Customer success teams are firefighters. They react to problems.
A customer health score makes them paramedics. It predicts problems before they happen.
This guide covers how to build and use a health score dashboard.
What Is a Customer Health Score?
A single number (0-100) predicting: "Will this customer renew?"
High score (80+) = likely to renew Low score (40-) = at-risk, might churn
How to Calculate It
Weight the factors that predict churn:
Product Engagement (30%)
- Login frequency
- Feature adoption
- Sessions per week
- Days since last login
Usage Growth (25%)
- Seats/users growing?
- Usage volume trend
- Feature expansion
Support Health (20%)
- Open support tickets?
- Response times met?
- Sentiment from tickets
Business Health (25%)
- Payment issues?
- Contract renewal date
- Payment rate (paying on time?)
Formula:
Health Score =
(Engagement × 0.30) +
(Growth × 0.25) +
(Support × 0.20) +
(Business × 0.25)
Scale 0-100
The Dashboard Layout
┌─────────────────────────────────────────┐
│ AT-RISK CUSTOMERS (score < 40) │
│ Customer A: 25 (no login in 30 days) │
│ Customer B: 38 (2 open support tickets)│
│ [ACTION: Reach out today] │
└─────────────────────────────────────────┘
┌──────────────────────────────────────────┐
│ NEEDS ATTENTION (score 40-60) │
│ Customer C: 55 (engagement down 40%) │
│ Customer D: 48 (ticket response slow) │
│ [ACTION: Check in this week] │
└──────────────────────────────────────────┘
┌──────────────────────────────────────────┐
│ HEALTHY (score 60+) │
│ Customer E: 88 (usage up, engaged) │
│ Customer F: 92 (expanding seats) │
└──────────────────────────────────────────┘
[Trend: Health scores down 5% from last month]
Color-Coded Risk Levels
- 🔴 Red (0-40): Critical, reach out immediately
- 🟡 Yellow (40-60): At-risk, schedule check-in
- 🟢 Green (60-100): Healthy, nurture for expansion
Key Features
1. Trending: Show score over time. A dropping trend is a warning even if current score is decent.
2. Drill-Down: Click a customer to see: "Why is their score low?"
- Low engagement? (Missing feature tutorials?)
- Support issues? (Fix those tickets)
- Payment delays? (Contracts upcoming?)
3. Segmentation: Filter by:
- Industry / segment
- Customer size
- Product tier
- Tenure
This reveals patterns. Maybe Enterprise customers always dip in Q2.
Using the Dashboard
Daily (CS team):
- Check red/yellow customers
- Reach out to at-risk accounts
- Log actions taken
Weekly (Manager):
- Trend analysis (is health improving?)
- Identify patterns (which segments are at-risk?)
- Allocate resources (where to focus CS effort?)
Monthly (Leadership):
- Correlation analysis (is product improving retention?)
- Forecast (predict churn for next quarter)
- Strategy (which customers need improvement? Which markets?)
What a Good Health Score Does
✓ Predicts churn 4-8 weeks in advance (time to intervene) ✓ Identifies root cause (engagement? support? pricing?) ✓ Guides CS actions (who to reach out to, what to fix) ✓ Validates product improvements (did feature launch improve scores?) ✓ Segments customers (which deserve enterprise support?)
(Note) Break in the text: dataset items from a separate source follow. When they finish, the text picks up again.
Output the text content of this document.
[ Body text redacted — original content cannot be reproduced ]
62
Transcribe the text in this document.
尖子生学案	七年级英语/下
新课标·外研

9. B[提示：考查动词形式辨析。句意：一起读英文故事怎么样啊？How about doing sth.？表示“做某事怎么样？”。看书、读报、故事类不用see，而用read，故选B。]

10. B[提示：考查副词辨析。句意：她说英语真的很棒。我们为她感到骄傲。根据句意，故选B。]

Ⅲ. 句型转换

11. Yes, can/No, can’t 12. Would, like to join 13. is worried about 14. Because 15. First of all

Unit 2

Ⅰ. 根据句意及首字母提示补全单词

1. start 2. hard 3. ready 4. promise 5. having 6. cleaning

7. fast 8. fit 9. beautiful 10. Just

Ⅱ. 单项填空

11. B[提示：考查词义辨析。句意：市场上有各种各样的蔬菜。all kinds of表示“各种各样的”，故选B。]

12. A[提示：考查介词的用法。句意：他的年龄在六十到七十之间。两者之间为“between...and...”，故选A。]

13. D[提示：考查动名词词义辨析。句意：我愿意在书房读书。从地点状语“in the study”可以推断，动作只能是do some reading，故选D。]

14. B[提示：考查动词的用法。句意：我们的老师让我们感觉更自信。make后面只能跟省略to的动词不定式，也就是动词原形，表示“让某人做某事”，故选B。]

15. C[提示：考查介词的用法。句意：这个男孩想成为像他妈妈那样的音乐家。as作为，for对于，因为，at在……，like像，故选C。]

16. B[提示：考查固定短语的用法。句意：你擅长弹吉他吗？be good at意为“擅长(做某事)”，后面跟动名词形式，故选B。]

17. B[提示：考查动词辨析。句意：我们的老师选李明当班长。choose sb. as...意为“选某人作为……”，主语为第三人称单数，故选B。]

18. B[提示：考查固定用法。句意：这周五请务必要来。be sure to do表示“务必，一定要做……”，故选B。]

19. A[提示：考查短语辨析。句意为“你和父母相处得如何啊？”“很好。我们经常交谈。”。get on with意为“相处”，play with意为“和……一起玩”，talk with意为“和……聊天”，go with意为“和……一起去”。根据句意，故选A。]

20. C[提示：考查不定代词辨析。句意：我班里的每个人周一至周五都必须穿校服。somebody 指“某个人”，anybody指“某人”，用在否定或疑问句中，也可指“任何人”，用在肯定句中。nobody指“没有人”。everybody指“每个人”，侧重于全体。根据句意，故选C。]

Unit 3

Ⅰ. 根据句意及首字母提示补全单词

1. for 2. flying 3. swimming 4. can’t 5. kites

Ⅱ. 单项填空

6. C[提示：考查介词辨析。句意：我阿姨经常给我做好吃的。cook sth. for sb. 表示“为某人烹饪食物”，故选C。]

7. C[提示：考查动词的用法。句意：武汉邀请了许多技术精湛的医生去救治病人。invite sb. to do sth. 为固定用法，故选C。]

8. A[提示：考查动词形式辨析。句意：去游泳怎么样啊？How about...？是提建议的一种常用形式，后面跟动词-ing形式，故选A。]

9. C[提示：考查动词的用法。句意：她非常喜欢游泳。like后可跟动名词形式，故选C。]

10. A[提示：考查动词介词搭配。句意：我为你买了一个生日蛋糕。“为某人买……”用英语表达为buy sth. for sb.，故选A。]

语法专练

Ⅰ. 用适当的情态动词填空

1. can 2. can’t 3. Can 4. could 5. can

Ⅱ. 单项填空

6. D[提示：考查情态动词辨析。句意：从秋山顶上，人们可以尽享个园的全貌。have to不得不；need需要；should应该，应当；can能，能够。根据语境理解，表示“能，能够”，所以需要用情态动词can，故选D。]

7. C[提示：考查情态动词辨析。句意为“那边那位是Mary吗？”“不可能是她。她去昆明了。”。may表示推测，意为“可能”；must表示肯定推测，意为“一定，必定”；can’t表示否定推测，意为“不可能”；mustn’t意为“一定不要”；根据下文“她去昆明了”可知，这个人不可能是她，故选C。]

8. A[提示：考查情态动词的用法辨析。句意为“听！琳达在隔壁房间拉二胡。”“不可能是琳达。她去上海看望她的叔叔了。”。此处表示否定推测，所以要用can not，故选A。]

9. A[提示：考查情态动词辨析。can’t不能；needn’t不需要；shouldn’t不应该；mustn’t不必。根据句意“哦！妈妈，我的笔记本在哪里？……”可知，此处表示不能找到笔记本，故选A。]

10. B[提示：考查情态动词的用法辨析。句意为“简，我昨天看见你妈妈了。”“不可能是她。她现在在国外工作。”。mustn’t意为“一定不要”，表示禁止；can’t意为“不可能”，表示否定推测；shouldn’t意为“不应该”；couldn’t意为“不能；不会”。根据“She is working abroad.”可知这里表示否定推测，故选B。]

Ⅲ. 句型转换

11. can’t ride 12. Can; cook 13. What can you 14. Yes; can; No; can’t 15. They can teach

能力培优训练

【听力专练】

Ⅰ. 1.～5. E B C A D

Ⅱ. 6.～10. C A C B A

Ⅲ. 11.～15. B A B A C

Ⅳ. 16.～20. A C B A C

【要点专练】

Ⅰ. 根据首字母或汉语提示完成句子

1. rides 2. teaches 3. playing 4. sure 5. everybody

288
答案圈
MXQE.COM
Building the Score: Frameworks
Simple (DIY): 1-5 scale for engagement, support, growth, business Average them. Done.
Moderate (tools-based): Use a CS platform (Gainsight, Planhat) that tracks these automatically.
Advanced (data-driven): Use ML to weight factors by their actual correlation to churn.
Start simple. You can sophisticate later.
Common Mistakes
❌ Using vanity metrics: Email opens don't predict churn. Actual usage does.
❌ Ignoring external factors: Market downturn affects everyone. Score needs context.
❌ Setting it and forgetting it: Health scores decay. Recalibrate quarterly.
❌ Not acting on low scores: A dashboard is useless if CS doesn't follow up.
Checklist
- ✓ Health score predicts churn (validate against actual churn)
- ✓ Factors weighted by importance
- ✓ Includes engagement, growth, support, business health
- ✓ Scored 0-100 (easy to interpret)
- ✓ Color-coded (red/yellow/green)
- ✓ Shows trend (not just current score)
- ✓ Drill-down to root causes
- ✓ Updated at least monthly
- ✓ CS team acts on low scores
- ✓ Calibrated against actual churn
The Bottom Line
A health score is a prediction tool. Use it to call customers before they leave.
A customer with a dropping health score is more valuable than data about a customer who already churned.
Get ahead of churn. That's what the dashboard is for.